Before you approach a mortgage specialist, financial experts recommend that you decide how much you want to spend each month on your payments. You should create your own budget and know your limits. As a first time home buyer, realize that you may experience a sizeable change in your monthly payments so know the amount that you are comfortable living with.
2. Research the market and identify the areas that you would like to look at.
Write a list of the “must-haves” for your home. Make a second list of your “would-be-nice-to-haves”. These lists should include the size, age or style of the home and naturally, the price. Think about how you live and what makes you comfortable. Some people must have room to entertain and a large kitchen, while others dine out and open a can of soup occasionally.
- Take the time to find a competent, reliable real estate agent
and discuss your expectations briefly and honestly. If you do not have a realtor, ask friends and family for referrals and make sure that they know the areas that you are thinking about buying in.
3. Our real estate market is fast and competitive.
You need to have everything in place so when you find a home you like, the sale can go through quickly, and without problems. Getting pre-approval is essential as it helps you determine your budget and what type of mortgage is right for you. It also guarantees you the best interest rate available to you for a specified period of time.
4. Pre-approval is recommended well before you start actually looking for homes.
It involves a review of your finances, including your credit report. If there are problems or errors on your credit file, and this does happen, they will need to be addressed. Even if your credit is less than perfect, you can get a mortgage through an alternative lender, but you want to know all of this before you attempt to buy.
Keep in mind that your pre-approval amount is the maximum amount you can borrow based on your income and the projected expenses for a house. You will also have to take into account all of the money you need for closing costs, emergencies, renovations and running your new home. The last thing that you want to do is to take on payments that are too high to handle.
5. It is next to impossible to find a house that will have everything that you want.
This is why your “must-have” list is so important. First, consider the neighbourhood.

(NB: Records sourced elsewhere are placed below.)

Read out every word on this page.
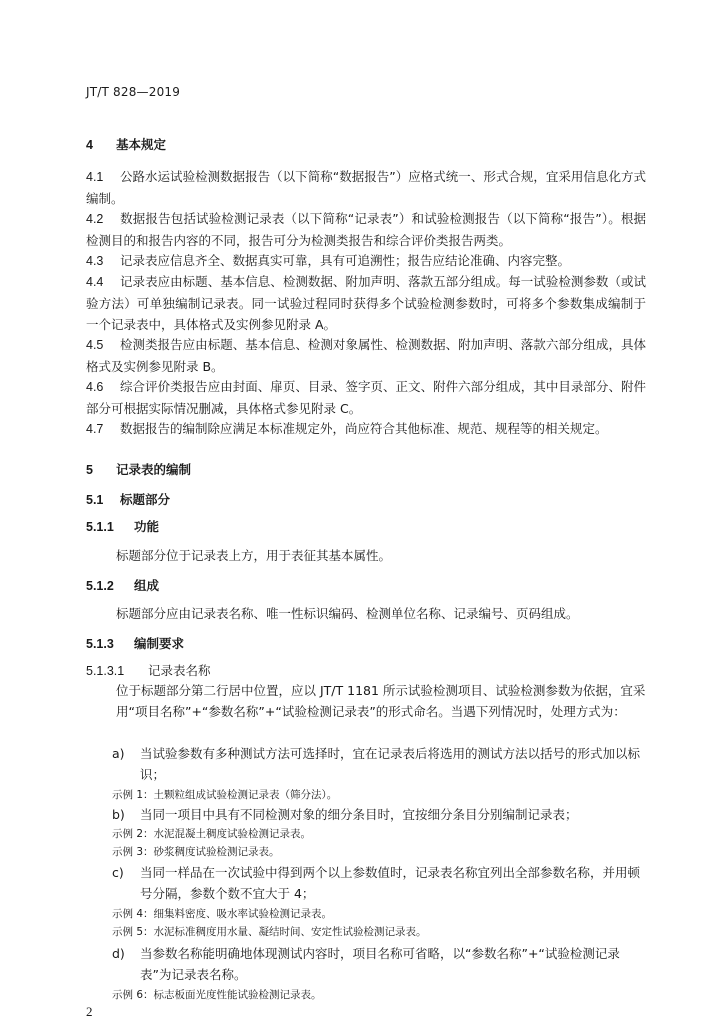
JT/T 828—2019
4 基本规定
4.1 公路水运试验检测数据报告（以下简称“数据报告”）应格式统一、形式合规，宜采用信息化方式编制。
4.2 数据报告包括试验检测记录表（以下简称“记录表”）和试验检测报告（以下简称“报告”）。根据检测目的和报告内容的不同，报告可分为检测类报告和综合评价类报告两类。
4.3 记录表应信息齐全、数据真实可靠，具有可追溯性；报告应结论准确、内容完整。
4.4 记录表应由标题、基本信息、检测数据、附加声明、落款五部分组成。每一试验检测参数（或试验方法）可单独编制记录表。同一试验过程同时获得多个试验检测参数时，可将多个参数集成编制于一个记录表中，具体格式及实例参见附录 A。
4.5 检测类报告应由标题、基本信息、检测对象属性、检测数据、附加声明、落款六部分组成，具体格式及实例参见附录 B。
4.6 综合评价类报告应由封面、扉页、目录、签字页、正文、附件六部分组成，其中目录部分、附件部分可根据实际情况删减，具体格式参见附录 C。
4.7 数据报告的编制除应满足本标准规定外，尚应符合其他标准、规范、规程等的相关规定。
5 记录表的编制
5.1 标题部分
5.1.1 功能
标题部分位于记录表上方，用于表征其基本属性。
5.1.2 组成
标题部分应由记录表名称、唯一性标识编码、检测单位名称、记录编号、页码组成。
5.1.3 编制要求
5.1.3.1 记录表名称
位于标题部分第二行居中位置，应以 JT/T 1181 所示试验检测项目、试验检测参数为依据，宜采用“项目名称”+“参数名称”+“试验检测记录表”的形式命名。当遇下列情况时，处理方式为：
a) 当试验参数有多种测试方法可选择时，宜在记录表后将选用的测试方法以括号的形式加以标识；
示例 1：土颗粒组成试验检测记录表（筛分法）。
b) 当同一项目中具有不同检测对象的细分条目时，宜按细分条目分别编制记录表；
示例 2：水泥混凝土稠度试验检测记录表。
示例 3：砂浆稠度试验检测记录表。
c) 当同一样品在一次试验中得到两个以上参数值时，记录表名称宜列出全部参数名称，并用顿号分隔，参数个数不宜大于 4；
示例 4：细集料密度、吸水率试验检测记录表。
示例 5：水泥标准稠度用水量、凝结时间、安定性试验检测记录表。
d) 当参数名称能明确地体现测试内容时，项目名称可省略，以“参数名称”+“试验检测记录表”为记录表名称。
示例 6：标志板面光度性能试验检测记录表。
2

You will have to live in that neighbourhood for many years to come and even if it is a “developing” area it may not develop until years later. Can you live with that? Chances are you are better off buying a less expensive home in a better neighbourhood. You can always improve it while you are living there, but you can’t change the neighbourhood.
Second, you have to be realistic about your expectations. You are a first time home buyer, so everything will not be perfect. You will want to make sure that the layout is pleasing and the structure is sound. Don’t consider properties that require extensive renovations, unless you have experience with this. Employing contractors is time-consuming and probably more expensive than your “guesstimate”. Most first-time homeowners can cope with painting, changing light fixtures and perhaps laying a laminate floor. Anything more is likely asking for trouble.
Look at the functionality of the home and not the frills and you will have a better chance at finding a first home that will fulfill your needs and leave room for you to imprint your own style on it over time.